The picking process is where things can start to get complicated. All third-party logistic companies are different in how they receive orders. Sometimes they require you to manually upload orders to their system, but this tends to be an inefficient way to manage orders. So, it's best to use a 3PL with a sophisticated technology stack that directly integrates with your ecommerce platform. These fulfillment software integrations allow your orders, shipments, inventory tracking, returns, stock levels, and much more to be in one place to allow for automated shipping. Especially important for hybrid approaches.

After the wonderful 'Buy Now' moment, your 3PL is distributed an order (oftentimes based on channel or geographic location). From there, the picking process is pretty straightforward. The 3PL is provided any info directly from the order info in the platform (there's that integration again). The order gets assigned to the warehouse team, who picks all the items in the order.

Next is packing, which depends on your brand preference and the shipped item. The 3PL will help you choose suitable materials to optimize protection and dimensional weight. Branding can be a critical piece of 3PL, you want to ensure your customer has the exact same experience no matter where they order from. Sometimes that means your 3PL has to stock branded packaging, stickers, tape, or more. This piece is often overlooked but makes a massive difference. Could be the difference between undying brand loyalty and a race to the price floor with your competitors.

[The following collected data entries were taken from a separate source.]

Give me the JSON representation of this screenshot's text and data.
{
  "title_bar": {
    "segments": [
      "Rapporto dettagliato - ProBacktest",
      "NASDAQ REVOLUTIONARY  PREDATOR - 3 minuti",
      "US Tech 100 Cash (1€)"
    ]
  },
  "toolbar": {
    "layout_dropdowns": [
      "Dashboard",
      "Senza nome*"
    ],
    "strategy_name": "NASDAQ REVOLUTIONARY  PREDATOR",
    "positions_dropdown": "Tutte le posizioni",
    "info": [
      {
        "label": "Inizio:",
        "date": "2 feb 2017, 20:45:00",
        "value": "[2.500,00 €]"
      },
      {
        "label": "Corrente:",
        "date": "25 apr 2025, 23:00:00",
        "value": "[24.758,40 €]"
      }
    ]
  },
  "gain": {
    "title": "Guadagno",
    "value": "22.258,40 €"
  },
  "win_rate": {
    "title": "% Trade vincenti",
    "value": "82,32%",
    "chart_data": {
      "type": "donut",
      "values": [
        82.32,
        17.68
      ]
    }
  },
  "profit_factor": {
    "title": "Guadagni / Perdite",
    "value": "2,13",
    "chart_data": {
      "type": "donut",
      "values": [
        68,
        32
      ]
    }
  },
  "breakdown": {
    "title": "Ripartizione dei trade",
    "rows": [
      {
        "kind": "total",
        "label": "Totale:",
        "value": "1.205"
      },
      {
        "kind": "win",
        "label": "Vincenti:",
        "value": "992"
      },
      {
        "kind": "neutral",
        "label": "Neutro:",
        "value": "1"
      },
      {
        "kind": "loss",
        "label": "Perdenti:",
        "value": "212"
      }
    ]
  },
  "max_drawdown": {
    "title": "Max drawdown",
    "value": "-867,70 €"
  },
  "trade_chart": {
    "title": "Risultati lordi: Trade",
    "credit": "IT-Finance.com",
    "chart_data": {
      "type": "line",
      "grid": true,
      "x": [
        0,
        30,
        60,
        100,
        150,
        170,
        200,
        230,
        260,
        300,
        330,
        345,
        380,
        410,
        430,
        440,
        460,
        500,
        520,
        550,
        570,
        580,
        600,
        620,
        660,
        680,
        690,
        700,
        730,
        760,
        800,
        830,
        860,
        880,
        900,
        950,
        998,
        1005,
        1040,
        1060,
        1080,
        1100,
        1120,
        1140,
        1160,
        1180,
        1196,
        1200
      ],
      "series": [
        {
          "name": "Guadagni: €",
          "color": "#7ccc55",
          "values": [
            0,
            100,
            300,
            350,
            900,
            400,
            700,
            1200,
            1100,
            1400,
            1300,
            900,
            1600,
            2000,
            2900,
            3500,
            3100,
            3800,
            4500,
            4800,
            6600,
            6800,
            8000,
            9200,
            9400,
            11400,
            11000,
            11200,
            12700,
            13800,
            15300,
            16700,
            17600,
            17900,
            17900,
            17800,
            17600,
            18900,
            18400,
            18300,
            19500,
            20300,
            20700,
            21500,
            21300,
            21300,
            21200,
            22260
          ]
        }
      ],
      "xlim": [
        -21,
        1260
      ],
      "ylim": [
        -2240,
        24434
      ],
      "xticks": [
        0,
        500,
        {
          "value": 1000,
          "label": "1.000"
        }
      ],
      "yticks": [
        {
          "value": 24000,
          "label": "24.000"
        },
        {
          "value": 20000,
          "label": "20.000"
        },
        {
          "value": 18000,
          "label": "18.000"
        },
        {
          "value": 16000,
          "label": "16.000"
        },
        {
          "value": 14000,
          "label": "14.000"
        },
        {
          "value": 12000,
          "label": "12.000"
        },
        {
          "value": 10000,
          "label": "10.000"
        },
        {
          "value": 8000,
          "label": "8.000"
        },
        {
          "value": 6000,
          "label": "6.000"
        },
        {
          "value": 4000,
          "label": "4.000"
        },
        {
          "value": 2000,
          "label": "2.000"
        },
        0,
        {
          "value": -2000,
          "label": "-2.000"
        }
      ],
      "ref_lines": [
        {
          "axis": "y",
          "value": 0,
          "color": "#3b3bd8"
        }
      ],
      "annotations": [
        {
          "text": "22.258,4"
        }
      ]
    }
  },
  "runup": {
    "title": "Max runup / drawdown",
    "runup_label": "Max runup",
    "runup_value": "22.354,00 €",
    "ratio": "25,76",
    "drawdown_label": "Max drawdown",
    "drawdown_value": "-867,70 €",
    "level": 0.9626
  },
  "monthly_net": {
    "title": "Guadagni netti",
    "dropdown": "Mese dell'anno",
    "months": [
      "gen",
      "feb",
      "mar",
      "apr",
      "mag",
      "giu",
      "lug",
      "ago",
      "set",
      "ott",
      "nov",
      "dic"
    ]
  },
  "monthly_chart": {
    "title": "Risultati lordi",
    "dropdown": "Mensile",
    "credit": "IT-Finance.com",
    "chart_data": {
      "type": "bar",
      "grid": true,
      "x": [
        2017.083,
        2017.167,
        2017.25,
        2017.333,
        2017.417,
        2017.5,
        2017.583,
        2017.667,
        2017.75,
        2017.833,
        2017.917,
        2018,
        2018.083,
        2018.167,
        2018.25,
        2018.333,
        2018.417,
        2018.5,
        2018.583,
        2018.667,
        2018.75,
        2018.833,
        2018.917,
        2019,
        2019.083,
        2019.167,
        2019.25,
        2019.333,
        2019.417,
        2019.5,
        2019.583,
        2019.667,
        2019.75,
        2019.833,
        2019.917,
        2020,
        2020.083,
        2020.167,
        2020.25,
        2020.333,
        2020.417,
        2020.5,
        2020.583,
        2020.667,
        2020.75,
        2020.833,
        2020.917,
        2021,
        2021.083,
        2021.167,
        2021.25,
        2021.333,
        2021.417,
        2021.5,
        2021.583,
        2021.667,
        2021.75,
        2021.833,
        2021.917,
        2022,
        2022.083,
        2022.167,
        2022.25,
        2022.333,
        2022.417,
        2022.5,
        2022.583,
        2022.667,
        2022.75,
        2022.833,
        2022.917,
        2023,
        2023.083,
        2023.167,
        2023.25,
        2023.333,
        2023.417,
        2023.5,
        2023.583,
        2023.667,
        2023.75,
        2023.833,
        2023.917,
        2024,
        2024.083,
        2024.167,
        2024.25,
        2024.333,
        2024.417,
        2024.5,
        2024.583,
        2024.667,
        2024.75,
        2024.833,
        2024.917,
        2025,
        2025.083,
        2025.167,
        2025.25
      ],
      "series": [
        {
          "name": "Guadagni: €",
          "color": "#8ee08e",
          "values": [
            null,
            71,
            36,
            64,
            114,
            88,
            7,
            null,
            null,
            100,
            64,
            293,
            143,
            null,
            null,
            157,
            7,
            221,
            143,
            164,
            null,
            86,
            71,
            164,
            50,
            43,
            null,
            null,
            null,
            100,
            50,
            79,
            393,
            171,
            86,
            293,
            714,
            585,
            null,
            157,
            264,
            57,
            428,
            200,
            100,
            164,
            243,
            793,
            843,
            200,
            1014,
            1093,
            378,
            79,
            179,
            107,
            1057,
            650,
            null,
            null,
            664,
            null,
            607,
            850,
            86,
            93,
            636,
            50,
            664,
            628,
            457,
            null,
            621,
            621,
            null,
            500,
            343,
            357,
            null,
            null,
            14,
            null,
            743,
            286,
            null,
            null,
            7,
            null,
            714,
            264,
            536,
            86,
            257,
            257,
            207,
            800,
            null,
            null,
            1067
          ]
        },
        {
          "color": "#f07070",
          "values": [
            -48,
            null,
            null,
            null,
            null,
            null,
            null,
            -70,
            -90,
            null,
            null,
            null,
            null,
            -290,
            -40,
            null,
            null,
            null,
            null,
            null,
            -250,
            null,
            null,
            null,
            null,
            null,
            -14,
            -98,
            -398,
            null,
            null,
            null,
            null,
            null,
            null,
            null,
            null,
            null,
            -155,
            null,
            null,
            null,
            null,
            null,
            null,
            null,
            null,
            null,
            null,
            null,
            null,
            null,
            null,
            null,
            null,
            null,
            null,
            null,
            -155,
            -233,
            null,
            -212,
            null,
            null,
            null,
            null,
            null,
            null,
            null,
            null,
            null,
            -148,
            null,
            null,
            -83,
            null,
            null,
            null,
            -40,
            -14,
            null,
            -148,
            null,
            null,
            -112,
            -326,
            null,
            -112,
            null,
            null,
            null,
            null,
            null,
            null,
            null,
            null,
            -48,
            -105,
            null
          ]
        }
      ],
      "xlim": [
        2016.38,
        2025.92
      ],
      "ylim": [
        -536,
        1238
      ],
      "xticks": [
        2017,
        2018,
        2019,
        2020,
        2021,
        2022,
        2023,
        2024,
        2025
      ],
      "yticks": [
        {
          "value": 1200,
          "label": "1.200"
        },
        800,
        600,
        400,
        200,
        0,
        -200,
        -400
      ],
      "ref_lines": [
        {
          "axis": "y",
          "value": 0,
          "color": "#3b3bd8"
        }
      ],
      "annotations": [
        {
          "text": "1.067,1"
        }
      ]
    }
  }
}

Then the significant part that all this is about is the shipping. The 3PL will purchase and print the labels and then choose the suitable carrier depending on cost and delivery speed OR maybe you want to dictate that in your platform. It's your call. Your 3PL might use or have access to discounts on carriers that you don't use. Something to think about. They'll push shipping info, tracking, etc. back to your platform (integration again) for customer updates. This process is the same for returns and exchanges.